Breaking bones, not the bank...

The big thing here is what THQ's marketing drones are calling 'hybrid pricing'. MX vs ATV: Adjective - this year it's Alive - will sell at a 'reduced' price - $40 in the US, £25 (roughly) in the UK - but will it still feel like a 'triple A' title.

The catch? There'll be loads of premium DLC on offer. Ah. So the plan is to hook people in with the low price of the boxed game, then tempt their wallets with loads of fancy, overpriced helmets and bikes. Savvy. Very savvy.

The game has, at least, had a massive overhaul since its predecessor, Reflex. Among the features the developers are excited about are vastly improved, bone-smashing collisions between riders and persistent tracks left in the mud by your vehicle.


Handling-wise, it's aimed squarely at the casual market; simple, chunky arcade controls and auto-balancing are front and centre, so you don't spend half the race on your arse.

To keep your mind from wandering, the game will constantly be rewarding you - and that means even if you lose.
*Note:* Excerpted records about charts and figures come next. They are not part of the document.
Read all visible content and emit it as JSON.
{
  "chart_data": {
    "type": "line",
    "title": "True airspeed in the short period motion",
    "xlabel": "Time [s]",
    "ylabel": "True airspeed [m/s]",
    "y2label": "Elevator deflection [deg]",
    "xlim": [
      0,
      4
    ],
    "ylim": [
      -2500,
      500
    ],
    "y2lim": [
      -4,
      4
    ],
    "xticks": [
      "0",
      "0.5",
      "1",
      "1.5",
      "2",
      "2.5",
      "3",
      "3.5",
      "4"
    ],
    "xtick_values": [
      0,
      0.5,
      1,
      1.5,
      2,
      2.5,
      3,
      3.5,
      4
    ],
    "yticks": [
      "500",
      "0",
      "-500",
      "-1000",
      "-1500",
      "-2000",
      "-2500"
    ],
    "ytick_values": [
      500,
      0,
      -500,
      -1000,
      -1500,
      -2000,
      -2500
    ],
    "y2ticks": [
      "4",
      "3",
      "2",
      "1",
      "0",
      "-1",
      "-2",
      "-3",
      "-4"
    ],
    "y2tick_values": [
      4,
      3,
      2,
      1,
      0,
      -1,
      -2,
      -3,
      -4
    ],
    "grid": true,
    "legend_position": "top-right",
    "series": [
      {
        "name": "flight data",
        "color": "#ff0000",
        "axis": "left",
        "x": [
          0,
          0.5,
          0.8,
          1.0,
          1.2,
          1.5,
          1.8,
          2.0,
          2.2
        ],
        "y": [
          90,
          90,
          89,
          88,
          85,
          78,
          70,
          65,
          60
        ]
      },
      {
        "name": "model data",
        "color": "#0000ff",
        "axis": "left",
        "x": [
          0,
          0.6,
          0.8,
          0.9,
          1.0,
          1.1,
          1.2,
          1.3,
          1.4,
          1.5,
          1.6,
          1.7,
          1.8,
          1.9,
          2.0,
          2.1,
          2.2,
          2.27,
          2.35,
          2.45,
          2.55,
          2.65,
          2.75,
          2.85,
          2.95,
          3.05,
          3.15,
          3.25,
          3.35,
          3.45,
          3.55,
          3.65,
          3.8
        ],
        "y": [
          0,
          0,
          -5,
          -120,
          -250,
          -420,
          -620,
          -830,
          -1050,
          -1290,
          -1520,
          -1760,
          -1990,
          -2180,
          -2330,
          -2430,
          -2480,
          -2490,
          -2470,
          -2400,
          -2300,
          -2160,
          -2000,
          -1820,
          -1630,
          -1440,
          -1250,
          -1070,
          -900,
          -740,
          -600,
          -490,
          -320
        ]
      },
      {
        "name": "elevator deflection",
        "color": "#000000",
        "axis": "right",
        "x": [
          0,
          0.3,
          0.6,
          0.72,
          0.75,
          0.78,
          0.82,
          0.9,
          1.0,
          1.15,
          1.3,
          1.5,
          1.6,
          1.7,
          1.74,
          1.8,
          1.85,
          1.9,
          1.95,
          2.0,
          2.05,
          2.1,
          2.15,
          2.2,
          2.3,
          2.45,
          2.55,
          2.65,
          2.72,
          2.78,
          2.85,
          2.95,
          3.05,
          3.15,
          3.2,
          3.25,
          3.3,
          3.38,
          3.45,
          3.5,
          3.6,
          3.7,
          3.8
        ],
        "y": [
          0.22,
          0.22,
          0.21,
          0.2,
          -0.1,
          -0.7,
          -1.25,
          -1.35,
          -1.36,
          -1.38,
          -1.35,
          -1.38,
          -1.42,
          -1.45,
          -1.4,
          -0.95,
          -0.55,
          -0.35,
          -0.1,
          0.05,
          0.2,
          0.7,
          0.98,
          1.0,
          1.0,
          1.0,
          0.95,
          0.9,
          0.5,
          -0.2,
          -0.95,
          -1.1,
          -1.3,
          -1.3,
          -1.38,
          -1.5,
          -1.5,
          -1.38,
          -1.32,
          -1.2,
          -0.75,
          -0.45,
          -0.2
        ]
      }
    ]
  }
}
So whenever you so much as enter a race, do a time trial, or customise your bike, you'll instantly unlock a new helmet, or a new mud flap, or whatever.

A pretty cool idea for the most casual of casual gamers, but we can see these 'rewards' losing all meaning when we're getting one every five seconds.

Upgrading your rider and bike will take advantage of an XP system that's consistent across both single-player and online modes.

So if you spend a few hours racing online, the experience you've earned can be transferred to your single-player career, and vice versa. So the hybrid pricing thing might seem a little cynical when you analyse it, but it's a wise move on THQ's part, and we can see other developers following suit.

It's a model already proven to work by MMOs that have recently gone free-to-play on PC, like Lord of the Rings Online. Sucker them in with an enticing initial price-point, then shovel DLC down their willing gobs.

Otherwise, this is a bold and vibrant, if unadventurous, addition to the predictably good MX series, with enough improvements to validate its existence as a sequel.